Cela ne veut pas dire non plus que vous devez attendre des rendements futurs de 32% et 20% par an respectivement par an si vous achetez J&J et Coca dans une période où ils vous paient 3% ou plus (car comme vous le savez dans doute les performances passées ne préjugent pas des performances futures, et il existe d’autres méthodes (plus complexes) pour estimer les rendements futurs attendus d’une société).
Cela veut simplement dire que :
- Si vous achetez de mauvaises sociétés, vous aurez des rendements décevants
- Si vous achetez de bonnes sociétés, mais trop cher, vous aurez aussi des rendements décevants
Acheter de la qualité au bon prix est le secret d’une stratégie d’investissement gagnante sur le long terme, et les périodes de chute de marché sont justement de parfaits moments pour se tenir à l’affut des bonnes opportunités.
Conclusion
J’espère que cet article vous aura aidé à y voir un peu plus clair sur la question des chutes de marché, et sur pourquoi vous devriez les attendre plutôt que les craindre si vous êtes un investisseur qui a une vision de long terme.
Ces périodes (souvent tant redoutées) constituent en fait les meilleurs moments pour acheter, et vous permettront à la fois d’avoir plus de titres, plus de dividendes, et plus de rendements totaux (si vous achetez les bonnes sociétés au bon prix).
Fabrice says
En avant les soldes!
Merci pour ces articles motivants chaque semaine, ça aide beaucoup pour garder le moral pendant les phases bear, ou le sens général n’appairait pas vraiment positif…
Buffett a tellement raison, c’est tellement mieux d’acheter des actifs en soldes.
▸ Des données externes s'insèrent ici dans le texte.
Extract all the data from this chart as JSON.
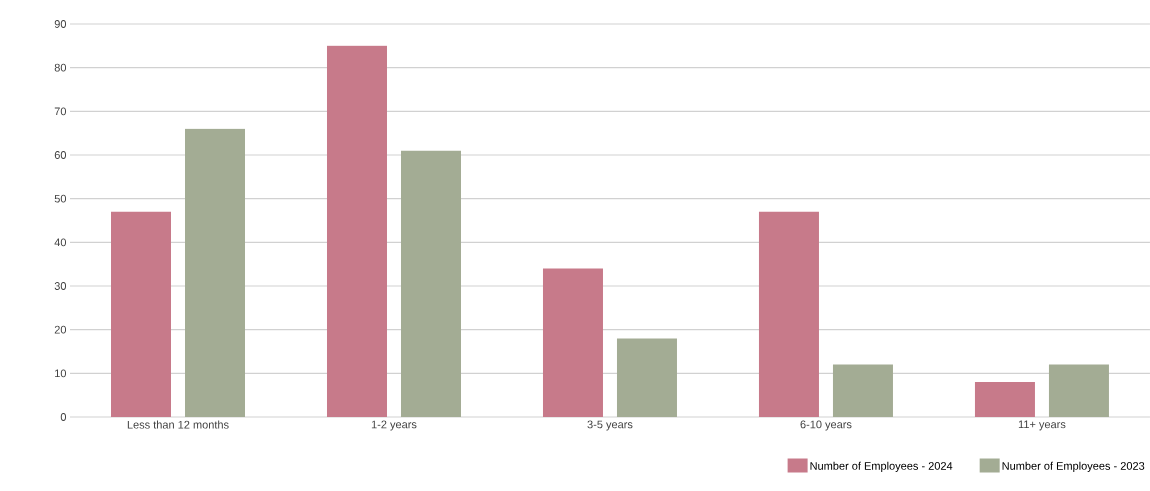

Mais nous en sommes peu être qu’a la première démarque?
Pierre says
Bonjour Fabrice (et merci pour ce retour positif),
Effectivement, c’est toujours difficile à dire au début d’un mouvement (c’est pour cela que quelle que soit la période en bourse il n’est jamais facile d’acheter : haut on a l’impression que c’est trop cher, bas on a la sensation que la chute peut se poursuivre).
Ceci dit il faut garder à l’esprit qu’acheter les replis de -10%, -20%, -30%(même sans avoir un timing parfait) met historiquement les chances d’obtenir des rendements à long terme supérieurs de notre coté.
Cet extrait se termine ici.